In light of recent posts, and various responses to them, I thought I’d highlight this article, The Philosopher and the Ayatollah, by Wesley Yang. Yang documents Michel Foucault’s dalliance with Islamist fanaticism and his enthusiasm for a “perfectly unified collective will.”
“Foucault never considers the rights of women in Islam until his very last disillusioned missive, in May 1979. When an Iranian woman living in exile in Paris wrote a letter… castigating Foucault for his uncritical support of [the Khomeini revolution], he airily dismissed her claims as anti-Muslim hate-mongering.”
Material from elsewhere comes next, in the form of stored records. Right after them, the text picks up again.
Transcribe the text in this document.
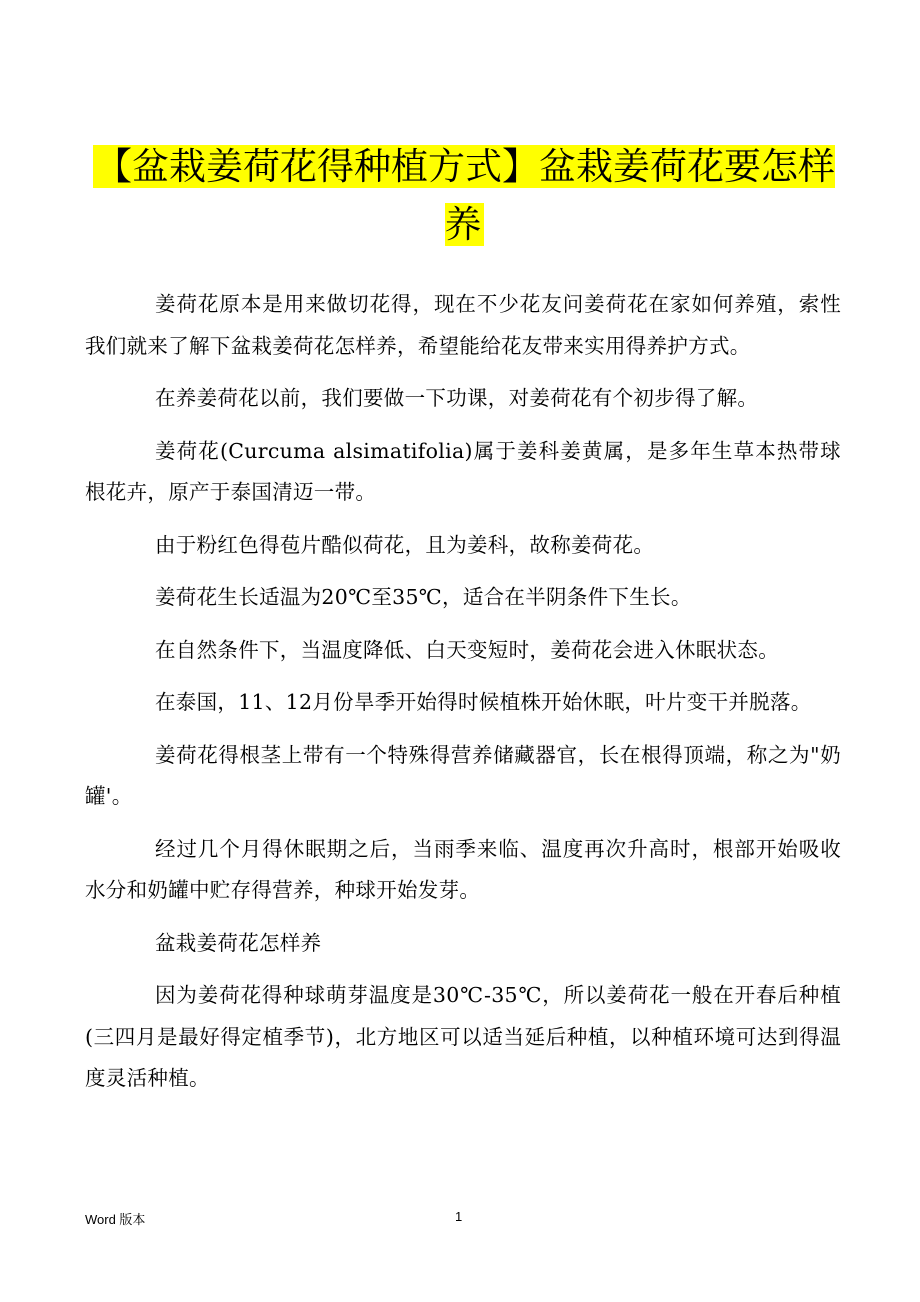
【盆栽姜荷花得种植方式】盆栽姜荷花要怎样养

姜荷花原本是用来做切花得，现在不少花友问姜荷花在家如何养殖，索性我们就来了解下盆栽姜荷花怎样养，希望能给花友带来实用得养护方式。

在养姜荷花以前，我们要做一下功课，对姜荷花有个初步得了解。

姜荷花(Curcuma alsimatifolia)属于姜科姜黄属，是多年生草本热带球根花卉，原产于泰国清迈一带。

由于粉红色得苞片酷似荷花，且为姜科，故称姜荷花。

姜荷花生长适温为20℃至35℃，适合在半阴条件下生长。

在自然条件下，当温度降低、白天变短时，姜荷花会进入休眠状态。

在泰国，11、12月份旱季开始得时候植株开始休眠，叶片变干并脱落。

姜荷花得根茎上带有一个特殊得营养储藏器官，长在根得顶端，称之为"奶罐'。

经过几个月得休眠期之后，当雨季来临、温度再次升高时，根部开始吸收水分和奶罐中贮存得营养，种球开始发芽。

盆栽姜荷花怎样养

因为姜荷花得种球萌芽温度是30℃-35℃，所以姜荷花一般在开春后种植(三四月是最好得定植季节)，北方地区可以适当延后种植，以种植环境可达到得温度灵活种植。

Word 版本	1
The piece was published a couple of years ago, but it seems relevant and fairly symbolic of what’s been discussed here in the last couple of days. Not least because it conveys Foucault’s contrarian posturing, his bizarre lack of realism, and, above all, his stunted moral sense – attributes shared by many of his PoMo peers at the time and, currently, by much of the political left. As, for instance, when the Socialist Worker published a piece by Loretta Napoleoni, claiming jihadist terrorism is “the new anti-imperialist ideology” and fawning over Musab al-Zarqawi’s “kindness” and “determination.” For other examples of practised unrealism, see here, here, here and here.
Yang’s article is worth reading in full. I’m pretty sure one or two modern parallels can be drawn.